My eyes snap up to look at him and I feel something inside me sink. "What?" I utter, looking from him to my parents. "You—you removed my uterus?"

"Unfortunately, yes. As I explained the rupture was extensive beyond repair, which didn't leave us with much choice. Jeyla, I understand that this is difficult news to hear, but we had to prioritize your immediate health and safety. You lost a significant amount of blood."

"So, what does that mean? I can't have any more children?"

Dr Kent nods in response. "Yes, that's correct. We did our very best to repair the damage and stop the bleeding, but the damage was just far too extensive. The hysterectomy was the very last resort," he explains sympathetically. "Your recovery is our main focus now. Physically, you'll need time to heal from the surgery. We'll manage your pain and monitor you closely to ensure there are no complications. Emotionally, this can be very challenging, and we have support services, including counselling, that I strongly recommend you consider. Particularly, after what you've been through recently."

No amount of counselling is going to help me after everything I have lost. I don't even know how to react or feel to that news. I mean, before I found out I was pregnant after my accident, I didn't think I would ever conceive and while it was devastating, I eventually accepted and made my peace with it. But now, it feels as though I'm reliving that trauma all over again.

Blinking away the tears that gather in my eyes, I look up at him. "Just promise me that you will save my son.

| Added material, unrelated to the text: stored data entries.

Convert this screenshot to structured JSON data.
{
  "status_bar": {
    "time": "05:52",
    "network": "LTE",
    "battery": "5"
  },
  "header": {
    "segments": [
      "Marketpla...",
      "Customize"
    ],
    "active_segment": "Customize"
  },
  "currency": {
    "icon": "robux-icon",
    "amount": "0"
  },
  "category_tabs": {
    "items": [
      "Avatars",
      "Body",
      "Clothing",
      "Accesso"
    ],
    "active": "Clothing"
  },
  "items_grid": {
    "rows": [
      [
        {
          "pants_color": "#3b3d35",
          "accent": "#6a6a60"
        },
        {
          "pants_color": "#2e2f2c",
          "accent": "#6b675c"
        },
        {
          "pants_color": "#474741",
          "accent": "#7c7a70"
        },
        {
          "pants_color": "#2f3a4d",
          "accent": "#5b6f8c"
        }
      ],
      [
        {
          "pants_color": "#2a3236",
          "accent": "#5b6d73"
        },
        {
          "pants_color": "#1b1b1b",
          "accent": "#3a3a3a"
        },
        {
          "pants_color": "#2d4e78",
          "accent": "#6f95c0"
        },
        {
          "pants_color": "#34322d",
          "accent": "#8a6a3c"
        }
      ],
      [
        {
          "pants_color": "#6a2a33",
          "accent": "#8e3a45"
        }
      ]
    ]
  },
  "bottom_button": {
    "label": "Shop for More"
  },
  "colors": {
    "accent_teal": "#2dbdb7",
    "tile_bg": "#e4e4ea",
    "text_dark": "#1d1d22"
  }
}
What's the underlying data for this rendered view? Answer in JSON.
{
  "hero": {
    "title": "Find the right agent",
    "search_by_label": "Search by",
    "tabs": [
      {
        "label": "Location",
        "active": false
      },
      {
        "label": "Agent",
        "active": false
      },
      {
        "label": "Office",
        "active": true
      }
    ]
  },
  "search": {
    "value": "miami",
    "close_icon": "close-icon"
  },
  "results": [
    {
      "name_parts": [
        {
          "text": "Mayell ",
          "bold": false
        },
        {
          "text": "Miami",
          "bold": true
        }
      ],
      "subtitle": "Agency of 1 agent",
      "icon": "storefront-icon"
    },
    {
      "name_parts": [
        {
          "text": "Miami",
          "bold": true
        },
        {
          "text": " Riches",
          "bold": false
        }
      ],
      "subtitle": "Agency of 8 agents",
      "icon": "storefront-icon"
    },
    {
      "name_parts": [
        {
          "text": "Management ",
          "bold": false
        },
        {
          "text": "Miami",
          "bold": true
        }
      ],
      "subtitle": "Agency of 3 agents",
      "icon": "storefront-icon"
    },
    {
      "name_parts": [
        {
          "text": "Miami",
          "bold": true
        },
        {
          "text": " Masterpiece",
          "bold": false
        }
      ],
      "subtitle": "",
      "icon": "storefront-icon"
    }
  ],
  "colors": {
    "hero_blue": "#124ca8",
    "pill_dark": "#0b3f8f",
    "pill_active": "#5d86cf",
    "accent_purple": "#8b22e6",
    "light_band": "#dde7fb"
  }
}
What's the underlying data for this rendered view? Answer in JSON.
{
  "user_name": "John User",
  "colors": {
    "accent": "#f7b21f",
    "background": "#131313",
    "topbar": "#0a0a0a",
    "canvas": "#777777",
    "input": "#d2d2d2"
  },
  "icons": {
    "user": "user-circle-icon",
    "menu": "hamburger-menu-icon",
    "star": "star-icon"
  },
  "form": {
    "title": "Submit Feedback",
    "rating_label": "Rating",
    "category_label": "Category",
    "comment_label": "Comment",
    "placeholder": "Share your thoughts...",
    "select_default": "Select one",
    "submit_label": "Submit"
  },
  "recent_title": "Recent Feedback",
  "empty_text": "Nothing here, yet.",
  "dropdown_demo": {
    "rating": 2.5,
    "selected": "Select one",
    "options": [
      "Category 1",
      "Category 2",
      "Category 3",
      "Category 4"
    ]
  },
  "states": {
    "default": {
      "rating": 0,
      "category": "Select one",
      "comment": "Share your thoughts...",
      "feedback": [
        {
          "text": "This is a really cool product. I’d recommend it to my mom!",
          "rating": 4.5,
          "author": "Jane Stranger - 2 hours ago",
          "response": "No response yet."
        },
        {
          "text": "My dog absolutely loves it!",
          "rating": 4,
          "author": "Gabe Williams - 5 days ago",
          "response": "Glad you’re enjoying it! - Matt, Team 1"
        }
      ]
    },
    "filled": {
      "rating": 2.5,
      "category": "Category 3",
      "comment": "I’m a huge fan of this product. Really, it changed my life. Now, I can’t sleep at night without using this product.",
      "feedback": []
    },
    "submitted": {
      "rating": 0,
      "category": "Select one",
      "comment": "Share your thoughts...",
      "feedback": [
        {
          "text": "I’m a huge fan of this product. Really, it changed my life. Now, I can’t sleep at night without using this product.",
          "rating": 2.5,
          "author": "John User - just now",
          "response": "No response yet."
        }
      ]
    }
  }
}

Please?"

Dr Kent reaches over and pats my shoulder, "Of course; your son has the best paediatric team caring for him around the clock. Please do not worry and focus on getting some rest. The more you stress, the longer it will take your body to heal and for your milk to come in. Your baby is a fighter, just like you, and he will be in your arms where he belongs before you know it."

I sure hope so, because right now, those words are all I have to hold on to. With trembling hands, I clutch at the frayed edges of hope and hold on for dear life.